Off Vicksburg, July 23, 1862-8 a.m.

I have the honor to inform you that, in accordance with preconcerted arrangements made with Flag-Officers Farragut and Davis, I, in the Queen of the West, made an attack upon the rebel ram and gunboat Arkansas, lying under the batteries at Vicksburg. I regret to say that, owing to failure upon the part of the parties who were to co-operate with me in the attack from some cause that is yet unexplained to me, I did not succeed as I expected in destroying the Arkansas. I did succeed, however, in striking a severe blow, and no doubt inflicted severe injury upon her; but being unsupported by the Essex and Sumter, as I had been led to expect, and exposed alone to the united fire of all the upper batteries I was obliged to draw off without accomplishing the full result anticipated.
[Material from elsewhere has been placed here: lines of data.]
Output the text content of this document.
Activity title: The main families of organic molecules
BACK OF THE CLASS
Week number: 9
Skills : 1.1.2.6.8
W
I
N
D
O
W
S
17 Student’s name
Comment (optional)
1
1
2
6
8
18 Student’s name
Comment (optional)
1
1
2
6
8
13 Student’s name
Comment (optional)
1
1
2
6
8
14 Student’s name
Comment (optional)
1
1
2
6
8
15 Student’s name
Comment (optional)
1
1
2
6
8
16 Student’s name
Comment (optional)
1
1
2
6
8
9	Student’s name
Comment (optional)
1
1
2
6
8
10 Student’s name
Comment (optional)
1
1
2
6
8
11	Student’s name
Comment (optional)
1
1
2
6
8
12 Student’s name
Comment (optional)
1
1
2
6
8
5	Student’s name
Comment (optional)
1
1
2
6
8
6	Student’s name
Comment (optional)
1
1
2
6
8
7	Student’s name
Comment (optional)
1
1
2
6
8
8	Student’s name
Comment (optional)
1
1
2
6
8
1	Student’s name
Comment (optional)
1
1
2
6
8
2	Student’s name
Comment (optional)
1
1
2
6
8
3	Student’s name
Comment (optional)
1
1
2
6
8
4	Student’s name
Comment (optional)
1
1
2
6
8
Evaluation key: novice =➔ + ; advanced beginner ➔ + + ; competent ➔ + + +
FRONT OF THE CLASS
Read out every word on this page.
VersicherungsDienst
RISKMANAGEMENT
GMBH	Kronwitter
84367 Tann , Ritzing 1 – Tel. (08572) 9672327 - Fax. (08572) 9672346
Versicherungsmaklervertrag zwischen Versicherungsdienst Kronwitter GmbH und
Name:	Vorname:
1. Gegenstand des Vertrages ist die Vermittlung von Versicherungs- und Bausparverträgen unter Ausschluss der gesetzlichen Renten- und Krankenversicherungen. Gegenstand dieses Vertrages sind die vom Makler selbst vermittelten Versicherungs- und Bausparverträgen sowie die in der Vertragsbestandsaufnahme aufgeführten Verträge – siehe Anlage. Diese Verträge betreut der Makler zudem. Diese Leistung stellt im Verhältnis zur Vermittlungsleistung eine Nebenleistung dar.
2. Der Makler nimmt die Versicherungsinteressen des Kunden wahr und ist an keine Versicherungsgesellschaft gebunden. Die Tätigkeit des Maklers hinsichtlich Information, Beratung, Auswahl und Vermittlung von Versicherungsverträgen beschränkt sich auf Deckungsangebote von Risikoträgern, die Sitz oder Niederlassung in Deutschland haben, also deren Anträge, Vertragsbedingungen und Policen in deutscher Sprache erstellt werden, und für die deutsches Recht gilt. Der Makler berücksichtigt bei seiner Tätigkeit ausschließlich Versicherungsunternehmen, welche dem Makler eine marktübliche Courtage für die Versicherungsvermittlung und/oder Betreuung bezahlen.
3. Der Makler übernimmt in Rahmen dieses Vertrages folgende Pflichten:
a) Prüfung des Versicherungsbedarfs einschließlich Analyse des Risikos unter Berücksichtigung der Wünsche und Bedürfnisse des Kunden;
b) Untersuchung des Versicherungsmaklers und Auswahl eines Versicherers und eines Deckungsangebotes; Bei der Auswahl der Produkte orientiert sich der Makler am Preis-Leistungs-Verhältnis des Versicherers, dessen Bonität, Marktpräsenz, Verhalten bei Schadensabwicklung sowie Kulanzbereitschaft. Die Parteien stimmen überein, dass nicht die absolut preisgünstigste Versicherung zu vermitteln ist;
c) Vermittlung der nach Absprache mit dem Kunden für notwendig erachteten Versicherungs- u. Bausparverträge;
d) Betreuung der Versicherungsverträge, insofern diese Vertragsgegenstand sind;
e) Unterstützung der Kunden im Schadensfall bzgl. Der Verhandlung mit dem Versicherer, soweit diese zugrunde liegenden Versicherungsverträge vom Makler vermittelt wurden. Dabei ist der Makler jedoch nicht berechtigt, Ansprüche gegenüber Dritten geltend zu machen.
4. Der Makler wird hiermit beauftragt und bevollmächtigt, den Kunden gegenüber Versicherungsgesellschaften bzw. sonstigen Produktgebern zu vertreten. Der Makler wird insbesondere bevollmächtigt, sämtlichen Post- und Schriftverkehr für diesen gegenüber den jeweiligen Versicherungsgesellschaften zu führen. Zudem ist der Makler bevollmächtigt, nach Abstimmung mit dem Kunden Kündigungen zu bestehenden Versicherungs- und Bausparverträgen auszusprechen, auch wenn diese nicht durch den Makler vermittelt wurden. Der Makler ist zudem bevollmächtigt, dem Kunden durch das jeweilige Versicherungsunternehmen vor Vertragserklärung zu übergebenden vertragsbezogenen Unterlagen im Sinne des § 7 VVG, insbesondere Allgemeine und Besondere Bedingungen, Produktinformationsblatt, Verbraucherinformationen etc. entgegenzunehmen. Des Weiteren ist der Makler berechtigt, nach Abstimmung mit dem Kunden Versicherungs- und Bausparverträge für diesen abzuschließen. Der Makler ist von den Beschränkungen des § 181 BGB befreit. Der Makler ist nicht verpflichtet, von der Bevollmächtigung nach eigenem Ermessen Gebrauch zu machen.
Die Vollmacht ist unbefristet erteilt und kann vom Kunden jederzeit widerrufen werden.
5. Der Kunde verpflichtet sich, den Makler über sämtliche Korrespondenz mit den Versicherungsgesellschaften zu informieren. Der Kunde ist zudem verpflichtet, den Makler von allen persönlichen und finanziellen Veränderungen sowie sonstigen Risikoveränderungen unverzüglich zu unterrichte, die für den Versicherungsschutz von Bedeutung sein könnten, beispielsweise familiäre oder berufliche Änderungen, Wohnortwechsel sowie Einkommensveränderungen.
The position that the Arkansas occupies was a very unfavorable one for my attack. I could not reach her vulnerable side without rounding about, and thus lost much headway. The consequence was that she failed to receive the effects of a full blow. In making my retreat, most unfortunately for me our gunboats had retired, and I had the undivided attention of all the enemy's batteries and sharpshooters that lined the river bank. The consequence was the Queen was completely riddled with balls and very much damaged. Most fortunately no one was seriously hurt, although several were severely wounded. I had taken the precaution to reduce my crew upon the boat to the smallest possible number of men by which the boat could be handled, and to this cause I attribute the fact there was no loss of life.

I cannot close this communication without bearing testimony to the cool, heroic bravery of all the officers and men on the boat during this hour of severe trial. To Lieutenant J. M. Hunter, of the Sixty-third Illinois Volunteers, I attribute in an eminent degree the final escape of the boat and all on board. His dauntless behavior is worthy of all praise. The engineers and pilots all cannot be too highly praised. When the boat was full of steam, and of course so hot as barely to be endurable, with shells bursting, one in the pilot-house and another in the engine-room, with shot tearing the boat on every side of you, unflinching every man stood to his post. It is with the greatest pleasure that I bear this testimony to the heroic daring of these officers. I am compelled to send the Queen North to be repaired. She is so much damaged she cannot be put in order here. My force is greatly reduced by sickness, so that I find it exceedingly difficult to keep my boats at all times ready for that service.

I have in a previous dispatch requested authority to make a detail of a large military force so as to man my howitzers and increase my guard. It will be necessary to keep part of my boats constantly traversing this revery to disperse the guerrilla, bands that are beginning to infest its banks. I shall be glad to receive some instructions upon the subject from you.

Very respectfully,


Lieutenant-Colonel, Commanding Ram Fleet.

Hon. E. M. STANTON, Secretary of War.